En premier lieu, il s’agit de respecter la loi : lors de la fixation des salaires, l’employeur doit respecter le minimum légal qui correspond au Smic (salaire minimum interprofessionnel de croissance) ou le salaire minimum conventionnel défini par la convention collective applicable aux salariés. Au 1er janvier 2013, le taux horaire du Smic est fixé à 9,43 euros ; il est donc supérieur au minimum conventionnel de 9,31 euros instauré par la grille de salaire définie dans la convention collective des hôtels-cafés-restaurants au 1er mars 2012. En conséquence, tous les salariés de Lunchy dont le taux horaire est inférieur à 9,43 euros doivent bénéficier de cette revalorisation de salaire. »
« La politique de rémunération est un véritable casse-tête ! Lunchy a pour vocation de proposer des menus équilibrés à des prix raisonnables.
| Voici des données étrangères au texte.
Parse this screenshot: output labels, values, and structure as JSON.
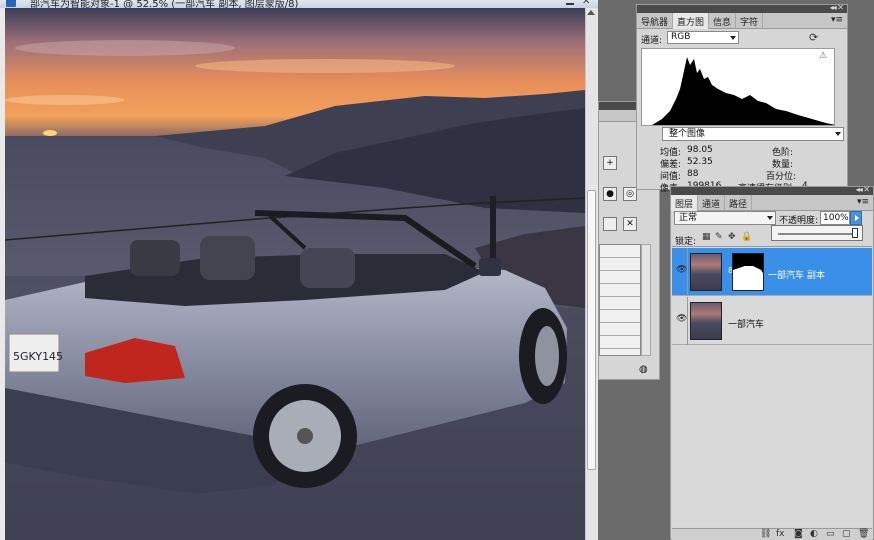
{
  "document": {
    "title": "部汽车为智能对象-1 @ 52.5% (一部汽车 副本, 图层蒙版/8)",
    "plate_text": "5GKY145"
  },
  "histogram_panel": {
    "tabs": [
      {
        "label": "导航器",
        "active": false
      },
      {
        "label": "直方图",
        "active": true
      },
      {
        "label": "信息",
        "active": false
      },
      {
        "label": "字符",
        "active": false
      }
    ],
    "channel_label": "通道:",
    "channel_value": "RGB",
    "source_value": "整个图像",
    "stats_left": [
      {
        "label": "均值:",
        "value": "98.05"
      },
      {
        "label": "偏差:",
        "value": "52.35"
      },
      {
        "label": "间值:",
        "value": "88"
      },
      {
        "label": "像素:",
        "value": "199816"
      }
    ],
    "stats_right": [
      {
        "label": "色阶:",
        "value": ""
      },
      {
        "label": "数量:",
        "value": ""
      },
      {
        "label": "百分位:",
        "value": ""
      },
      {
        "label": "高速缓存级别:",
        "value": "4"
      }
    ]
  },
  "layers_panel": {
    "tabs": [
      {
        "label": "图层",
        "active": true
      },
      {
        "label": "通道",
        "active": false
      },
      {
        "label": "路径",
        "active": false
      }
    ],
    "blend_mode": "正常",
    "opacity_label": "不透明度:",
    "opacity_value": "100%",
    "opacity_fraction": 1.0,
    "lock_label": "锁定:",
    "layers": [
      {
        "name": "一部汽车 副本",
        "selected": true,
        "has_mask": true
      },
      {
        "name": "一部汽车",
        "selected": false,
        "has_mask": false
      }
    ]
  },
  "colors": {
    "selection_blue": "#3a8fe8",
    "panel_gray": "#d6d6d6"
  },
  "icons": [
    "ps-icon",
    "minimize-icon",
    "close-icon",
    "refresh-icon",
    "warning-icon",
    "eye-icon",
    "link-icon",
    "lock-icon",
    "menu-icon"
  ]
}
Nous devons faire la chasse aux coûts – donc aux augmentations de salaire – tout en restant séduisants aux yeux des salariés. »
« La politique de rémunération doit reposer sur des critères équitables permettant à chaque salarié de percevoir une rémunération juste.
Le système de rémunération doit leur donner le sentiment de prendre en compte leurs compétences, leurs responsabilités et les efforts fournis.
De plus, la politique de rémunération doit respecter le principe “à travail égal, salaire égal”, qui signifie que tous les employés qui accomplissent le même travail perçoivent la même rémunération.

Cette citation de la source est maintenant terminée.